I am defining an instance of a monad as follows:

data Something = Something a

instance Monad Something where
    return a = Something a        --Wraps a in 'Something', correct?
    m >>= f = do
        var <- m
        return $ f var            --I want this to pass var to f, then wrap the result
                                  --back up in the 'Something' monad with the return I
                                  --Just defined

The questions are ->

1: Are there any glaring errors/misconceptions with what I am doing?

2: Will Haskell know to call the return I have defined above from m >>= f

3: If I for some reason define another function

f :: Something a -> Something b
f x = do
    var <- x
    return $ doMagicTo x

Will return call the return I defined in the monad instance and wrap x in Something?

Answer 1

There are a few big problems here.

First, a Monad instance must have kind * -> *. That means they need at least one type variable, where your Something doesn't have any. For comparison:

-- kind * -> *
Maybe
IO
Either String

-- kind *
Maybe Int
IO ()
Either String Double

See how each of Maybe, IO, and Either String need a type parameter before you can use them? With Something, there's no place for the type parameter to fill in. So you need to change your definition to:

data Something a = Something a

The second big problem is that the >>= in your Monad instance is wrong. You generally can't use do-notation because that just calls the Monad functions return and >>=. So you have to write it out without any monad functions, either do-notation or calling >>= or return.

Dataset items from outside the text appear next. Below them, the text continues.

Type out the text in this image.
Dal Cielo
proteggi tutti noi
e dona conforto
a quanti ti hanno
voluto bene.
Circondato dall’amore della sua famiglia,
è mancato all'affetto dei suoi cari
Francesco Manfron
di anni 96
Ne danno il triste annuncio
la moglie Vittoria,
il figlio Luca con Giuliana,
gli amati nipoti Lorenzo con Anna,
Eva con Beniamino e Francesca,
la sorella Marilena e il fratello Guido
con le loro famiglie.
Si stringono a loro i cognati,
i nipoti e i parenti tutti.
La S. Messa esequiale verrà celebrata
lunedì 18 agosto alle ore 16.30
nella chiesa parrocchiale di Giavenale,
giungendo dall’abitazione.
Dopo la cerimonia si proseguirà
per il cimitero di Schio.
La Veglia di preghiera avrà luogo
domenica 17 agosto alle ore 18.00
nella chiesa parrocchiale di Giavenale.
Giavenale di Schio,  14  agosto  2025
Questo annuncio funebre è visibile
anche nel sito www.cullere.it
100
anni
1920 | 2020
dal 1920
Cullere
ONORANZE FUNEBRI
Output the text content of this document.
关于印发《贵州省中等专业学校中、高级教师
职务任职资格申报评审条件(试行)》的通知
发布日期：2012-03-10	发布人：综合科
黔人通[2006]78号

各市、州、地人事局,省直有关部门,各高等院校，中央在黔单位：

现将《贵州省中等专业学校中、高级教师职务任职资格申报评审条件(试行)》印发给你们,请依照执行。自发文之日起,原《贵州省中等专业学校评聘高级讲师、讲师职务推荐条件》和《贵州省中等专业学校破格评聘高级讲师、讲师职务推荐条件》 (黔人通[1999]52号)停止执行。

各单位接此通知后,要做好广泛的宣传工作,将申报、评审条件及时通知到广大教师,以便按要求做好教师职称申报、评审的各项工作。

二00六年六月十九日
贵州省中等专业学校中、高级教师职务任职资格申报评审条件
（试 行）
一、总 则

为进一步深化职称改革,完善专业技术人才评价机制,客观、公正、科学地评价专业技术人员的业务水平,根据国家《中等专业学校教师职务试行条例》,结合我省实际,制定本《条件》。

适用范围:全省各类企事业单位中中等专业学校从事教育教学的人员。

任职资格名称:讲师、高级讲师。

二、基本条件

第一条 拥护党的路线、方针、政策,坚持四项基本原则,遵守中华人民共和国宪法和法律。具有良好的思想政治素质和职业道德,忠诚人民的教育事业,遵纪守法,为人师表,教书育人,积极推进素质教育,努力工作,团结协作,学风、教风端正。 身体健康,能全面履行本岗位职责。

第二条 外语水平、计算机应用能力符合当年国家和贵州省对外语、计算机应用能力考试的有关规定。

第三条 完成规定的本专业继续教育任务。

instance Monad Something where
    return a = Something a        --Wraps a in 'Something'
    (Something m) >>= f = f m     --unwraps m and applies it to f

The definition of >>= is simpler than you expected. Unwrapping m is easy because you just need to pattern-match on the Something constructor. Also f :: a -> m b, so you don't need to worry about wrapping it up again, because f does that for you.

While there's no way to unwrap a monad in general, very many specific monads can be unwrapped.

Be aware that there's nothing syntactically wrong with using do-notation or >>= in the monad instance declaration. The problem is that >>= is defined recursively so the program goes into an endless loop when you try to use it.

(N.B. Something as defined here is the Identity monad)

For your third question, yes the return function defined in the Monad instance is the one that will be called. Type classes are dispatched by type, and as you've specified the type must be Something b the compiler will automatically use the Monad instance for Something. (I think you meant the last line to be doMagicTo var).